Last night, after an obedient nod to the clock, I went to my bed, turned out the light and proceeded to try all my usual tricks to fall asleep when my brain won’t give in and stop thinking. I finally gave up the effort and did a rare thing for me: I got up again and clicked on what would have been a wonderful program if I had found it in the afternoon. It was a two-hour PBS offering – most likely from a previous summer – called The Great American Read. Meredith Vieira led the way to a search for the best American novel ever written. Canvassing the country, speaking with authors and readers who gave her their choices of a favorite book, her task was to amass a list of 100 novels from which all comers could vote for the best one. I only got through the first half of the program; by then it was 1:30AM!
What was engaging and uplifting for me was the diversity of the choices and the willingness for whoever had made the rules of the process to accept any novel ever written that was published in this country as a valid entry.

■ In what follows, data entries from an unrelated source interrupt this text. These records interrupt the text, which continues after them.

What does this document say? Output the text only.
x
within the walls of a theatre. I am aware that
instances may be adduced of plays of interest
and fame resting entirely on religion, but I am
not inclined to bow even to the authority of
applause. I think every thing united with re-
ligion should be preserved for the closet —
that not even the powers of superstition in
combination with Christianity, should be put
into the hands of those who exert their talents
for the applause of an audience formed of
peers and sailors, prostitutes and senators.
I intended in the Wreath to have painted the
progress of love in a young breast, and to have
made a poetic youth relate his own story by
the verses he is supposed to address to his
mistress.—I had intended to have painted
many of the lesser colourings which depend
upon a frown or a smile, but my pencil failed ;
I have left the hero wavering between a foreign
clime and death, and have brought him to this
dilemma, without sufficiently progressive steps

From Charlotte’s Web to The Da Vinci Code, Harry Potter to A Prayer for Owen Meany, the books were not only named but touted as the best with lines like: “that book saved my life” or “I learned to delight in the magic” – and passionate explanations that made me want to stop all other activity and just read for the rest of my life! (That isn’t really a stretch for me; I come from a family of readers.)
I will have to return to hear the rest of the listed choices and hear the excitement of those interviewed about their choices – like all the people whose favorite activity is reading to their children or grandchildren, or the group of six year old girls who were so articulate about Charlotte’s Web or the woman who has sailed the oceans all her life and revels in the pages of Moby Dick…And then, if I’m lucky, I’ll get to know the winner.

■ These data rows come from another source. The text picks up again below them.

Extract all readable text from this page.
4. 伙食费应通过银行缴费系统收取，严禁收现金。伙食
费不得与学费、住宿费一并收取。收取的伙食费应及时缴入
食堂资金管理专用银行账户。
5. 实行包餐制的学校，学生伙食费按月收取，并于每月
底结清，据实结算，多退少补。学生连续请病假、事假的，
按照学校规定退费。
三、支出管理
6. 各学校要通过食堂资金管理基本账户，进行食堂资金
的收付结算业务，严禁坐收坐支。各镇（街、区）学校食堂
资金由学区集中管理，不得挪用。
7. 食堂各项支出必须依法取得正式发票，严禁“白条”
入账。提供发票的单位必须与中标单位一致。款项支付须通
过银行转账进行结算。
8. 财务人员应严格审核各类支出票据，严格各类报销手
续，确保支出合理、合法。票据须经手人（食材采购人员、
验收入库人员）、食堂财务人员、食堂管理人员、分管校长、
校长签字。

Today I am grateful for those who taught me to read, those who give me the opportunity to lose myself in the occasional novel and for intelligent and interesting efforts like the Great American Read that remind us what richness is ours if we take the time to pick up a book. Most of all I am grateful for literacy volunteers who open the world to the eyes of people who do not know how to read, and for those who record books for the blind to do the same.